The !cols array in each worksheet, if present, is a collection of ColInfo objects which have the following properties:

type ColInfo = {
  /* visibility */
  hidden?: boolean; // if true, the column is hidden

  /* column width is specified in one of the following ways: */
  wpx?:    number;  // width in screen pixels
  width?:  number;  // width in Excel "Max Digit Width", width*256 is integral
  wch?:    number;  // width in characters

  /* other fields for preserving features from files */
  level?:  number;  // 0-indexed outline / group level
  MDW?:    number;  // Excel "Max Digit Width" unit, always integral
};

Row Properties

The !rows array in each worksheet, if present, is a collection of RowInfo objects which have the following properties:

type RowInfo = {
  /* visibility */
  hidden?: boolean; // if true, the row is hidden

  /* row height is specified in one of the following ways: */
  hpx?:    number;  // height in screen pixels
  hpt?:    number;  // height in points

  level?:  number;  // 0-indexed outline / group level
};

Outline / Group Levels Convention

The Excel UI displays the base outline level as 1 and the max level as 8. Following JS conventions, SheetJS uses 0-indexed outline levels wherein the base outline level is 0 and the max level is 7.

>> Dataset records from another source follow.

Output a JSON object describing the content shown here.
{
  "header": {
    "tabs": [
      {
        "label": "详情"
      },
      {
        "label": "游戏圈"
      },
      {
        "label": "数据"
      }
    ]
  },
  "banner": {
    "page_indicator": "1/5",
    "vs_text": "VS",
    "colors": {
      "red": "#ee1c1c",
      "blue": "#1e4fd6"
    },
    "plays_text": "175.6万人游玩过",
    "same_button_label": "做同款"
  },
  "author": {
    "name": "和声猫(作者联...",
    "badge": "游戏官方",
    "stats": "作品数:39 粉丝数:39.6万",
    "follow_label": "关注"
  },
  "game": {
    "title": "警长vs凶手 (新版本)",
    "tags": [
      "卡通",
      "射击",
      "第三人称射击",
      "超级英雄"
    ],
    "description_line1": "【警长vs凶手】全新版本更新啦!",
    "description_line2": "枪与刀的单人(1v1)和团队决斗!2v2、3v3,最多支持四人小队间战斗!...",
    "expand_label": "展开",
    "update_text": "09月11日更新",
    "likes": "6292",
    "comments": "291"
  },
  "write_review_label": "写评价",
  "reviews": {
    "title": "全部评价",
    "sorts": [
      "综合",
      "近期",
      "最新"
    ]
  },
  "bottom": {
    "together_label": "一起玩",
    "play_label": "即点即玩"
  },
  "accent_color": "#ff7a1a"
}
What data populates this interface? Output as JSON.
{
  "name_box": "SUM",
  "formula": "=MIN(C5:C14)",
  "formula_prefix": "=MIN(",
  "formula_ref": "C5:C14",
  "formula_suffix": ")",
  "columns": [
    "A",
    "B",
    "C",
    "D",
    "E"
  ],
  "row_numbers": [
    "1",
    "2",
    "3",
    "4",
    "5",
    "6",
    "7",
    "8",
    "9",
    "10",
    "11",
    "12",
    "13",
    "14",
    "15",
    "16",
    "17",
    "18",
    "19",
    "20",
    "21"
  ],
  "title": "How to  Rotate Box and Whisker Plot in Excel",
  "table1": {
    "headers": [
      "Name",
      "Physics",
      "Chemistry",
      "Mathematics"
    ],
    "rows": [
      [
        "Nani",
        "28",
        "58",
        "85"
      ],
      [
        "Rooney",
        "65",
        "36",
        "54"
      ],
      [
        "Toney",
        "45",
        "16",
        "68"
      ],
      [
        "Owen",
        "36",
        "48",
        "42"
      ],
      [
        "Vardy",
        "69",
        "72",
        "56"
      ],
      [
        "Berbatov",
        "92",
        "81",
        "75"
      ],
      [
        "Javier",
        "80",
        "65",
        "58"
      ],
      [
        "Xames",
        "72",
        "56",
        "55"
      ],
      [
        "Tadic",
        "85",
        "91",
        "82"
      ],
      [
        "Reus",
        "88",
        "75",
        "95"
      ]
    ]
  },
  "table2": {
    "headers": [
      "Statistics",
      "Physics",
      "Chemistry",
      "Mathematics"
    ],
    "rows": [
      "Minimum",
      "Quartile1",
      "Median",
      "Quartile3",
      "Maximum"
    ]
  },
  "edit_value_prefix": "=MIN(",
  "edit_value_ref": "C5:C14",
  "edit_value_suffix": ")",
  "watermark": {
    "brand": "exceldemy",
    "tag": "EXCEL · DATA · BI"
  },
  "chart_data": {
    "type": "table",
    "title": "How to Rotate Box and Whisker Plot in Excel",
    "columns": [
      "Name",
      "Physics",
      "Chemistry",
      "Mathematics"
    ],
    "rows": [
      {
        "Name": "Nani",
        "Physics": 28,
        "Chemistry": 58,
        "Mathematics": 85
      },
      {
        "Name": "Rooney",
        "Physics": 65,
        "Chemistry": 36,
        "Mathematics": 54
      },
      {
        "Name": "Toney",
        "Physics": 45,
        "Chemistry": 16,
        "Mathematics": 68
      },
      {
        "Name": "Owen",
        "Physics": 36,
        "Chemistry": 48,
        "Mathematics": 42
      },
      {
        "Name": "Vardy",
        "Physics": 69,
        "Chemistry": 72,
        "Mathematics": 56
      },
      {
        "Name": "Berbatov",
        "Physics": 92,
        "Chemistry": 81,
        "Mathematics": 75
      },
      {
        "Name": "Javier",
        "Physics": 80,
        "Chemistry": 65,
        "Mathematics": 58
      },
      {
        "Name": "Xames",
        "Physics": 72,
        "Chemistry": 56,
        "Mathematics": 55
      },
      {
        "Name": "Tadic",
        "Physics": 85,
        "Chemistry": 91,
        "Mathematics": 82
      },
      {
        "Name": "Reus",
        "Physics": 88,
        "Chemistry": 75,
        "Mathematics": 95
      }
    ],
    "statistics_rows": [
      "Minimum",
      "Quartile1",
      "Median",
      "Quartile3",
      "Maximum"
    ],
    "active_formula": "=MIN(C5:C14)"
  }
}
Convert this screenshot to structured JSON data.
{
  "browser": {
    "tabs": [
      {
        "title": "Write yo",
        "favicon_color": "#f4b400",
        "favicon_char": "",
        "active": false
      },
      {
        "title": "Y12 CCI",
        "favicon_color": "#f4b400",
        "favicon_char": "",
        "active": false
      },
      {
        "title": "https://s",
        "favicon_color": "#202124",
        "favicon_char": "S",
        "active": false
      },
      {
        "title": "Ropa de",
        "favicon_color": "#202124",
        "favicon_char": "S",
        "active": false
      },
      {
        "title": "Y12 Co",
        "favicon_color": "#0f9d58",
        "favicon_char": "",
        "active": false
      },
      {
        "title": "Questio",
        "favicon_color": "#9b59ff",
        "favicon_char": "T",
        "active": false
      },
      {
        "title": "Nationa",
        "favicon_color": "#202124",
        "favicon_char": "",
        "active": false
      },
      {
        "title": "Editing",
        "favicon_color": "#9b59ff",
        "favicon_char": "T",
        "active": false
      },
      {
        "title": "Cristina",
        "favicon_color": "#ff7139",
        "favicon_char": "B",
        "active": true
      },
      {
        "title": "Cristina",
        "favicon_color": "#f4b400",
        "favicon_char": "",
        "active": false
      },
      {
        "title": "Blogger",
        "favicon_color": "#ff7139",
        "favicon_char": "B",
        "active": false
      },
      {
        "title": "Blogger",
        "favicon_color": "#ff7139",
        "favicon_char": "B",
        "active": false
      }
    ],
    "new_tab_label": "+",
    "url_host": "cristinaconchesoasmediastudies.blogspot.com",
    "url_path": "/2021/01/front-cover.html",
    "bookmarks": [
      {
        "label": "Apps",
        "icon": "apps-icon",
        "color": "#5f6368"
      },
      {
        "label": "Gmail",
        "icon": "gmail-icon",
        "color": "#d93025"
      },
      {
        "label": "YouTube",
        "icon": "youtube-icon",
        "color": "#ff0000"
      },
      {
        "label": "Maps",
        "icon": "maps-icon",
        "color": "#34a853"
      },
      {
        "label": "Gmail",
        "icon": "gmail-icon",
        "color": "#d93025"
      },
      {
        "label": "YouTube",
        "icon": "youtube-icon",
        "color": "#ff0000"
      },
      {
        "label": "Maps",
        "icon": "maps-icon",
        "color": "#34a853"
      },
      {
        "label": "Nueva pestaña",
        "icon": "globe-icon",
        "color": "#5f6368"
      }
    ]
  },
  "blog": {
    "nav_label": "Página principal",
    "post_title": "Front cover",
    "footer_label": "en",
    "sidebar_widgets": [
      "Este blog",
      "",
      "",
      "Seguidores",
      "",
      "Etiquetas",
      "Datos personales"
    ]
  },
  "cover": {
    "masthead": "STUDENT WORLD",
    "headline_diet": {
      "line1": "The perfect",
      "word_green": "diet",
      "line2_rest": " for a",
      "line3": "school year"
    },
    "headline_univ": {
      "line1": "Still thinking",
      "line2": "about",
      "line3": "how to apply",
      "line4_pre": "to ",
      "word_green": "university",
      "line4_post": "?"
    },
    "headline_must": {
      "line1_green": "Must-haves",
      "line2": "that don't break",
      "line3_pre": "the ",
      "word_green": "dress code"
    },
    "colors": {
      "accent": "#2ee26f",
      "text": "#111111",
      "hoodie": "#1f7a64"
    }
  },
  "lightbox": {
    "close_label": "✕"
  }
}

Why are there three width types? (click to show)

There are three different width types corresponding to the three different ways spreadsheets store column widths:

SYLK and other plain text formats use raw character count. Contemporaneous tools like Visicalc and Multiplan were character based. Since the characters had the same width, it sufficed to store a count. This tradition was continued into the BIFF formats.

SpreadsheetML (2003) tried to align with HTML by standardizing on screen pixel count throughout the file. Column widths, row heights, and other measures use pixels. When the pixel and character counts do not align, Excel rounds values.

XLSX internally stores column widths in a nebulous "Max Digit Width" form. The Max Digit Width is the width of the largest digit when rendered (generally the "0" character is the widest). The internal width must be an integer multiple of the width divided by 256. ECMA-376 describes a formula for converting between pixels and the internal width. This represents a hybrid approach.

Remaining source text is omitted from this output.